When most people think about sourcing, the conversation quickly narrows to pricing. Those who have managed supply chains under stress know the reality is more complicated. Sourcing is about solving operational friction, ensuring reliable inputs, and creating predictability across production. I often explain this through the “three-legged chair” model: price, quality, and lead time. Lean too far into one, and the balance collapses. The cheapest option often means inconsistent deliveries or questionable quality. The highest quality usually comes at a premium. And the fastest delivery schedules often strain both costs and standards. Finding equilibrium across these three factors is what creates operational stability.

Three-Legged Chair Index
Leaders can’t manage what they don’t measure. Key performance indicators that map directly to this balance include:
- Price Variance (PPV): Actual cost vs. standard or budgeted cost.
- On-Time Delivery % (OTD): The measure of lead time reliability.
- Supplier Defect Rate / PPM (parts per million): A proxy for quality consistency.
- Fill Rate: How often a supplier delivers the full order quantity on time.
- Total Cost of Ownership (TCO): Captures the hidden costs beyond unit price, like logistics and quality fallout.
Tracking these together forces sourcing teams to look beyond one-dimensional cost savings.
When Pricing Takes the Lead
There are situations where pricing must dominate the conversation. In consumer packaged goods (CPG), margins are thin and brand competition is fierce, so unit cost matters. Pricing models here often rely on volume-driven discounts and long-term agreements, where suppliers are pushed to guarantee predictable costs in exchange for predictable demand.
In custom manufacturing, pricing is often project-based and tied to engineering complexity. Models here include cost-plus contracts (supplier cost plus a margin) or milestone-based pricing that tracks project phases.
In mass manufacturing, pricing tends to involve economies of scale. Once tooling and processes are established, marginal costs decline, and pricing is negotiated around break-even volumes and capacity commitments. This is where benchmarking against regional and global suppliers becomes critical.
Pricing Takes a Backseat
But price isn’t always the decisive factor. For critical components where a defect can shut down a line, the cost of downtime dwarfs the unit cost. In engineered or specialty parts, what buyers truly purchase is reliability. And in tight markets, such as resin or semiconductor shortages, securing allocation becomes more important than squeezing unit savings.
Most large corporations address these dynamics through supply-demand planning models like Integrated Business Planning (IBP) and Collaborative Planning, Forecasting, and Replenishment (CPFR).
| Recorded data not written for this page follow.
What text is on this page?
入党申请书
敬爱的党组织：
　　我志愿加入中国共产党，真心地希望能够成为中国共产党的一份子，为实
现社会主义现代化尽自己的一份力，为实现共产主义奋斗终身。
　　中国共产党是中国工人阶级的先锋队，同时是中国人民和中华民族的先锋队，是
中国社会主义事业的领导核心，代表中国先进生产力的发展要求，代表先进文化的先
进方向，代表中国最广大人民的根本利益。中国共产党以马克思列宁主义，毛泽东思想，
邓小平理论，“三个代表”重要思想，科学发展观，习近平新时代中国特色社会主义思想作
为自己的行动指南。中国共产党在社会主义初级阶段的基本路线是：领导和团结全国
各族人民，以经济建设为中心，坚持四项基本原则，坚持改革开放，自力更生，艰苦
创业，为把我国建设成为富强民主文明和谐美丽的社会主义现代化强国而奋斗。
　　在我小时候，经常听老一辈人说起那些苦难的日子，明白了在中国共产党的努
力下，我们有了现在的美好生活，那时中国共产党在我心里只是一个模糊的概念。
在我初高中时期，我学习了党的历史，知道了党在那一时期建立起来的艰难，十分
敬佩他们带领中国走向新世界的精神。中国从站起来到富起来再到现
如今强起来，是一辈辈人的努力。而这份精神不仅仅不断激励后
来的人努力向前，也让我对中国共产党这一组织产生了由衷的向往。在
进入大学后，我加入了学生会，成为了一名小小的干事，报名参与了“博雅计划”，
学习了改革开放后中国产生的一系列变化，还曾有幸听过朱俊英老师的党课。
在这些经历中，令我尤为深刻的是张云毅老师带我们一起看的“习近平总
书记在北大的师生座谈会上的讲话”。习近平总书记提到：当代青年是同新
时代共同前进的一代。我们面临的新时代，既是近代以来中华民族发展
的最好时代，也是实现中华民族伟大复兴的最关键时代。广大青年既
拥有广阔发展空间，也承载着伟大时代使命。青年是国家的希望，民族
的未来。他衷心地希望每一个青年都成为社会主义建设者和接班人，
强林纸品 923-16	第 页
These systems use predictive analytics and shared forecasts to align suppliers and retailers, especially before holiday seasons when shelves must stay full. Retail giants use allocation models that prioritize availability and predict sell-through, balancing the risk of overstocking against stockouts.

Negotiating Beyond Unit Price
Smart negotiations recognize that unit price is only one lever. Contracts should set performance thresholds: penalties for missed deliveries, corrective action plans for defect rates above tolerance, and incentives for sustained performance.
Rebates, while attractive to buyers, are a double-edged sword. I’ve seen cases where aggressive rebate structures gave a buyer short-term financial wins but starved the supplier’s cash flow. Eventually, the supplier collapsed, leaving the buyer scrambling for continuity of supply. That “win” turned into a major operational risk.
How to Have the Hard Conversation
When suppliers miss benchmarks, avoidance only worsens the problem. Chester Karrass’ classic reminder applies: “You don’t get what you deserve, you get what you negotiate.” Direct conversations should be structured, fact-based, and anchored in data:
- State the missed benchmark clearly (e.g., “OTD has dropped to 82% against our 95% target”).
- Outline the impact on your operations.
- Ask for corrective action, not apologies.
- Be explicit about contractual remedies if improvements aren’t made.
This is not about theatrics; it’s about professional, consistent accountability.
What a Good Relationship Looks Like
The best supplier relationships are not transactional. They are built on transparency, measurable performance, and shared responsibility for success. Both parties protect their interests, but both also commit to reliability and continuous improvement. Consulting groups like Strategic Sourcing & Advisory Group assist in these negotiations. The balance of cost, quality, and delivery is what creates predictability—the real value of sourcing. Done right, sourcing is not a cost-cutting exercise. It is a strategic lever for resilience and long-term advantage.